Or en 2008 il n’est pas contesté que M. [E] était affilié à la CIPAV au titre d’une activité libérale de conseil informatique.
Le jugement du présent tribunal rendu le 22 mars 2021 que produit le cotisant, porte sur une autre contrainte signifiée le 10 juillet 2017 et visant les cotisations de l’exercice 2009, l’argumentation qui avait été développée et aboutissant au prononcé de l’annulation de la contrainte visée n’étant donc pas transposable aux faits d’espèce puisque l’année 2008 correspond exclusivement à l’exercice d’une activité libérale.
Des majorations de retard qui s’élèvent à 472,10 euros sont en outre réclamées du fait de l’absence de règlement de cotisation à la date d’échéance.

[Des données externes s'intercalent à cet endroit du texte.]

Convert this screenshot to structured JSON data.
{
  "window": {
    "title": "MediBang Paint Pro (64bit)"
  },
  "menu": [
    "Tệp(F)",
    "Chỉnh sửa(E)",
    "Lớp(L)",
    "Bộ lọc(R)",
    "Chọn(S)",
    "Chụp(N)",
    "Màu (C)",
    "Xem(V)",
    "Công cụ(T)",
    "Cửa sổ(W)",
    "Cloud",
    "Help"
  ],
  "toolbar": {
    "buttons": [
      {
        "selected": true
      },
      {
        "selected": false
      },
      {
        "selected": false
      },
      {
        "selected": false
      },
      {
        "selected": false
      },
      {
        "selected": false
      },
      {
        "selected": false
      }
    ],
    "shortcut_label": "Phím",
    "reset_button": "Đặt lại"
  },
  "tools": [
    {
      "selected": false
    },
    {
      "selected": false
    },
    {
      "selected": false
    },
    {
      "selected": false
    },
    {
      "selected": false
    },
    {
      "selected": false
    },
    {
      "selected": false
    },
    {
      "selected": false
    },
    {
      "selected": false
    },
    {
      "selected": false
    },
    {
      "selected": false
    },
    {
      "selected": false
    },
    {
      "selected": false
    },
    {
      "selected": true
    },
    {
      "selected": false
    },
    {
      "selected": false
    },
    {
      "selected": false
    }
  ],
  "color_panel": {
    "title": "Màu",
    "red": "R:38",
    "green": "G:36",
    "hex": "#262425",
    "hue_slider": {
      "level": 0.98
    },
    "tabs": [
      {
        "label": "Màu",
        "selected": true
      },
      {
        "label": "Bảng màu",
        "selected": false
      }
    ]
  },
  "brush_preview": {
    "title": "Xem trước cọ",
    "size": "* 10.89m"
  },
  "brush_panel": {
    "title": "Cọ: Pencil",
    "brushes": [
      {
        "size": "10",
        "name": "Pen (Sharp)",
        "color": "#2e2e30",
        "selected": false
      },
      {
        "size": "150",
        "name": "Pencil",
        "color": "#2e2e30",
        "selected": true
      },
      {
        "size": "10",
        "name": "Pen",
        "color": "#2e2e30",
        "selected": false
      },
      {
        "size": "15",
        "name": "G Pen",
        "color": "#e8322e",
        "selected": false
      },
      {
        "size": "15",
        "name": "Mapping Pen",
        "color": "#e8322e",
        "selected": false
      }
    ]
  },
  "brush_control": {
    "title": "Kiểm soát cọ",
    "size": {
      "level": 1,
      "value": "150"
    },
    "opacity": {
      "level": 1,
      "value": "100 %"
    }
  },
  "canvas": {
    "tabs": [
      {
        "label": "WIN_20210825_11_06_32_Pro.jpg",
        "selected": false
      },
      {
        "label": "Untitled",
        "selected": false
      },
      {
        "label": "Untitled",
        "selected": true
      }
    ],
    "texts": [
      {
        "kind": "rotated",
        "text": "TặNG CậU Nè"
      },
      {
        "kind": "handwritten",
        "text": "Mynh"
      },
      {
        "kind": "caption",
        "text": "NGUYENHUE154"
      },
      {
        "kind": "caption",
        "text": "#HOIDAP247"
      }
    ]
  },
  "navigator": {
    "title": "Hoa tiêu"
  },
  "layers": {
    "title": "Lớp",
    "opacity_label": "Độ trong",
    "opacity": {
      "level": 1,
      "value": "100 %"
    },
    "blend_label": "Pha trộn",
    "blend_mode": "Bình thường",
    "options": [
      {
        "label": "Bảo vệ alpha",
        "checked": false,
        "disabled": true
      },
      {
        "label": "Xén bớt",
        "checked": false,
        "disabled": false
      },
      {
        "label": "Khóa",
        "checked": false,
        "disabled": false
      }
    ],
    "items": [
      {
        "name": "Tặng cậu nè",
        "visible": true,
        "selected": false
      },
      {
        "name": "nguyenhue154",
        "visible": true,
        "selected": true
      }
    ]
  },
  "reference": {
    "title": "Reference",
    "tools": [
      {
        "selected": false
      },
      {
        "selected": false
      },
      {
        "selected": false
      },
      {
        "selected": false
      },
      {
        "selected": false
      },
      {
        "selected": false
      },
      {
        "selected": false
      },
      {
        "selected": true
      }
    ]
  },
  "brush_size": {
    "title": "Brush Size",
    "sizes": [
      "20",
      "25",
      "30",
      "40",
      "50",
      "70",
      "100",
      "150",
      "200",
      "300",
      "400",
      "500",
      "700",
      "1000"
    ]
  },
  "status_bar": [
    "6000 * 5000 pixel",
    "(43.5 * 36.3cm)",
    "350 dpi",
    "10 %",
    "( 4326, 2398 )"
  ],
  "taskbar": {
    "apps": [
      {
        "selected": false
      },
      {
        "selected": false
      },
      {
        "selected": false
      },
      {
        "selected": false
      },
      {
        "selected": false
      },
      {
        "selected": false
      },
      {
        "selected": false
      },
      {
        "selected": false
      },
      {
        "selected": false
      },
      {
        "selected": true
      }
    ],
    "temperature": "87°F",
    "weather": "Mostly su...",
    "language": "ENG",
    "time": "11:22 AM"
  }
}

La créance telle qu’elle résulte des décomptes détaillés produits par l’URSSAF Ile de France est fondée dans son principe et justifiée dans son montant par les pièces produites aux débats et les explications données.
Il y a lieu de valider la contrainte litigieuse pour un montant ramené à 2 764,10 euros en cotisations et majorations de retard, afférentes à la période de régularisation 2008, exigible en 2010.
Sur les frais de procédure:
Il y a lieu de condamner M. [E] au paiement des frais de signification d’un montant de 72,88 euros.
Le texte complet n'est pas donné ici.